Munculnya nama Sutiyoso memunculkan pro dan kontra di tengah masyarakat. Apalagi dalam waktu dekat DPR akan melakukan fit and proper test terhadap Sutiyoso sebagai calon kepala BIN yang diajukan Presiden Jokowi.
Direktur Imparsial, Al Araf, menilai wajar adanya perdebatan terkait penunjukkan mantan Gubernur DKI Jakarta itu untuk menduduki kursi Kepala BIN.
Pasalnya, Sutiyoso juga merupakan Ketua Umum Partai Keadilan dan Persatuan Indonesia (PKPI) dan dikhawatirkan terjadi konflik kepentingan saat menjabat sebagai Kepala BIN nanti.
"Bang Yos merupakan tim pemenangan Jokowi-JK yang juga Ketua Umum PKPI. Tantangannya adalah dia harus lepas dari bias politik dan bersikap netral," kata Al Araf dalam sebuah diskusi di kawasan Cikini, Jakarta Pusat, Senin (15/6/2015).

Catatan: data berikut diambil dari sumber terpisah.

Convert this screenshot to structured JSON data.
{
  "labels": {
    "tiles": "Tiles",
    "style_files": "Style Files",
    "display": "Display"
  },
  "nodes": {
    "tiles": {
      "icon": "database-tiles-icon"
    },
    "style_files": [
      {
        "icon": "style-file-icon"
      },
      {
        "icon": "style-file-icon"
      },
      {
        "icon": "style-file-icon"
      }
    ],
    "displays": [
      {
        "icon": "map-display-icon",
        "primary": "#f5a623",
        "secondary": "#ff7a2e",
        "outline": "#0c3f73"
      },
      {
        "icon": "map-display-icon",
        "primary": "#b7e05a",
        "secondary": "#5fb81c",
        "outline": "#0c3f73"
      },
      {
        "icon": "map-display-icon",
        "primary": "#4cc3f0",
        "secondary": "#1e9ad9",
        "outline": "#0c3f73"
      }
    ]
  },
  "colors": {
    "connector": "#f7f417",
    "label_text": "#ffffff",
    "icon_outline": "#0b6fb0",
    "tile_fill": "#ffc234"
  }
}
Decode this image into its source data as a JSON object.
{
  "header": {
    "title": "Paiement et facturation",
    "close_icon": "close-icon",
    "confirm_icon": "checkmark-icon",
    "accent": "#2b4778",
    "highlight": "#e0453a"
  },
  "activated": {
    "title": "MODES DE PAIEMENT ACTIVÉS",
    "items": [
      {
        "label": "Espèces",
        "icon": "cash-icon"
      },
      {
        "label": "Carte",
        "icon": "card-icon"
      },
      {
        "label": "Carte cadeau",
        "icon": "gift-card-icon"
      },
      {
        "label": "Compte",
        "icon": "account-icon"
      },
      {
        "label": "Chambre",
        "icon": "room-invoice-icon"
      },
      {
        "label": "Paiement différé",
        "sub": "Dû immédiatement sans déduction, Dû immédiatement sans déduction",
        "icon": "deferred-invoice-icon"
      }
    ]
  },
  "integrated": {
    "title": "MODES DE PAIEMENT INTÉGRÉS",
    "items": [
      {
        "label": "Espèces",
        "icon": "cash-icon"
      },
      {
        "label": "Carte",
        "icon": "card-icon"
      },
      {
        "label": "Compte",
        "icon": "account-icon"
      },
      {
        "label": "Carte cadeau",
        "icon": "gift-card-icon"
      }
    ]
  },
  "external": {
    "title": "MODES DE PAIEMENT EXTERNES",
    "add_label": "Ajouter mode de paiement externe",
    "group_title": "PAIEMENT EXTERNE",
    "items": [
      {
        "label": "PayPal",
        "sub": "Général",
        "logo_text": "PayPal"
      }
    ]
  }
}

Al Araf menuturkan, di Indonesia sebuah badan intelijen tidak diperlakukan seperti di Amerika Serikat. Menurutnya, masyarakat Amerika Serikat menganggap badan intelijennya yakni CIA seperti pahlawan.
"Di Indonesia tidak tergambar seperti itu. Di Indonesia badan intelijen seperti sesuatu yang seram dan tabu," tuturnya.
Menurut Al Araf, menjadi tugas Sutiyoso jika terpilih menjadi Kepala BIN agar menjadikan lembaga intelijen tidak ditakuti masyarakat. Untuk itu BIN hendaknya mendekatkan dengan civil society agar mendapatkan informasi maksimal dalam memperoleh informasi.
"Kita tidak mau bom terulang di Indonesia, untuk itu BIN harus memiliki fungsi deteksi dini untuk menjaga keamanan," tandasnya.